Steps 1-4 are necessary and add to the afterglow because you feel super-human for having conquered a fear. Steps 5-7 are the stages that your body goes through, and how it becomes adapted to cold water. Steps 8-10 are to be avoided by getting out before you get there.


How long is too long?

It sounds ridiculous to say 'get out when you start to feel really cold'. As you become an experienced winter swimmer, you do get to know when you've had enough. By the time you reach the end of your first winter, you'll probably know your body's tells - and you may have learnt from a bad experience! But when you start out, try to keep those first few dips short and sweet. After six or seven dips, your cold water shock response will lessen and you might feel that you can swim a little longer.
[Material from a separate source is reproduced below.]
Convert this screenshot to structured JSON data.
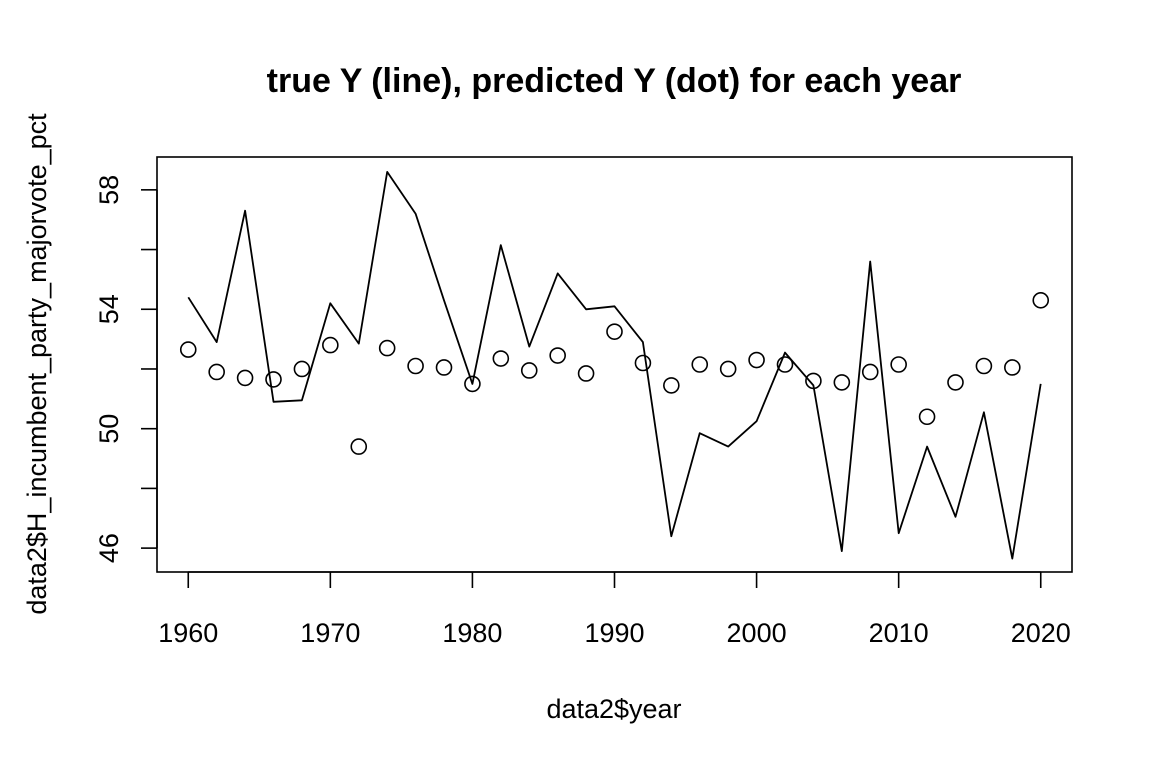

Some winter swimmers talk about a one-minute rule. This was devised by someone somewhere and has become a thing that people say. It's not a terrible guide for beginners because it does convey the sense that your swims become shorter as the temperature drops. But while most people will be fine and have a good recovery at one minute per degree, for some it'll be too long while other, more experienced swimmers may well be able to stay in longer. But the important thing is to work on is changing your mindset. While you may be swimming for a time or distance in the summer, winter swimming is about the experience of immersing yourself in cold water and NOT about distances and times. Be aware of how your body feels and learn what feels right and what doesn't.


But I feel amazing!

Getting out when you're still at step seven, so still absolutely loving it, is ideal. This is because your body will continue to cool after you get out of the water. Known as the afterdrop, as you warm up after getting out of cold water, the cooler blood in your skin and extremities starts to mix with the warm blood that your body has cleverly shunted to your core. That means that your core temperature drops, usually triggering a shiver response deep inside you.


If you stay in for too long, the afterdrop is deeper. Considering that your normal body temperature is around 37 degrees and hypothermia happens when your core temperature is 35 degrees, you don't actually have much room for error.


Getting acclimatised

Of course, some incredible humans can swim an ice-mile. That's a mile in water measuring under five degrees centigrade. The fastest ice mile was swum by Rostislav Vitek from the Czech Republic in just over 20 minutes, but most of the current 408 ice-milers took 30-40 minutes. To stay in for this long, these swimmers don't just train several times a week, they slowly build tolerance over several winter seasons.


So, swimming in cold water regularly does help you adapt. Adaptation simply means that those perfectly normal stress reactions including the cold water shock response and pain in your fingers and toes gets less extreme. It also means that you cope better with stress. Just bear in mind that your body can't tell the difference between the stress you feel about doing your tax return, the stress of having a cold or auto-immune condition and the deliciously brilliant stress of immersing in cold water, getting better at responding to one stress makes you less stressed, depressed, anxious, ill etc.


How often should I swim?

So, the more frequently you winter dip, the better for you. As a minimum, dip once a week when the water's in single digits if you can. If you're dipping less often than that, you'll need to 'micro-dip' by keeping those swims as short as possible.